JSON, as a format is very similar to python dictionaries, so similar in fact there’s a very simple way to work with it.

If you’re already working with dictionaries this will feel like an easy transition. There are, however, a few things you need to keep in mind.

We need to make sure that our JSON is correctly formatted.
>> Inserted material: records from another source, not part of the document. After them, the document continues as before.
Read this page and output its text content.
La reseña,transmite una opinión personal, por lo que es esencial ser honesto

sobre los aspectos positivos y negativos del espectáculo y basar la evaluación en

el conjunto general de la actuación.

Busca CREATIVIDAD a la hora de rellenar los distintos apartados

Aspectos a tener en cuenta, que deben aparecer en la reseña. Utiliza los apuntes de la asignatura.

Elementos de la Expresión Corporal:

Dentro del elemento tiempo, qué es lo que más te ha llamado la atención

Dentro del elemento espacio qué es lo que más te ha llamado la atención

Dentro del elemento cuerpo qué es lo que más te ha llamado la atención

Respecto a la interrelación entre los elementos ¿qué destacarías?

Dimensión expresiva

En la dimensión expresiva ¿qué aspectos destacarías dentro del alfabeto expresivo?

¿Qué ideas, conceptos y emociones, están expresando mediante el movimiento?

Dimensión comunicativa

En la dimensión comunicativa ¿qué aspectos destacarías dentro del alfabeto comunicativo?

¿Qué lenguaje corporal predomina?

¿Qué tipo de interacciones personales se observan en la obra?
If you compare the in our final example, with our first example you can see that we’ve enclosed our entire dictionary in curly brackets {}. You can also see that we’ve replaced our first variable with a key-value pair.

Let’s take a closer look:

# First we need to import the json module. 

import json

# next we're going to use just the text from our text dat
imported_dict       = op( 'text_simple_json' ).text

# next we'll use json.loads to import that as a python dictionary
dict_from_json      = json.loads( imported_dict )

# first let's just print the dictionary to make sure things worked out
print( "Here is our whole json object" )
print( imported_dict )

print( '_ ' * 10 )

# next we could print just the top tier keys
print( "Here are our top tier keys" )
for item in dict_from_json.keys():
    print( item )

print( '\n' )
print( '_ ' * 10 )
# next let's print the keys in our 'inventory' dictionary
print( "Here are the keys in inventory" )
for item in dict_from_json[ 'inventory' ].keys():
    print( item )

print( '\n' )
print( '_ ' * 10 )
# since we're on a roll, let's first print our keys, and
# then print their values
print( "Here are the keys and values in inventory" )
for key, value in dict_from_json[ 'inventory' ].items():
    print( key, 'contains', value )

print( '\n' )
print( '_ ' * 10 )
# That's still not very pretty, so let's see if we can make 
# something that's a little nicer
print( "Pretty printing our keys and values" )
for key, value in dict_from_json[ 'inventory' ].items():
    print( key, 'contains' )

    for item, quantity in value.items():
        print( quantity, item )

    print( '\n' )

With some easy ways to work with dictionaries under your belt challenge yourself to use these in an interesting way!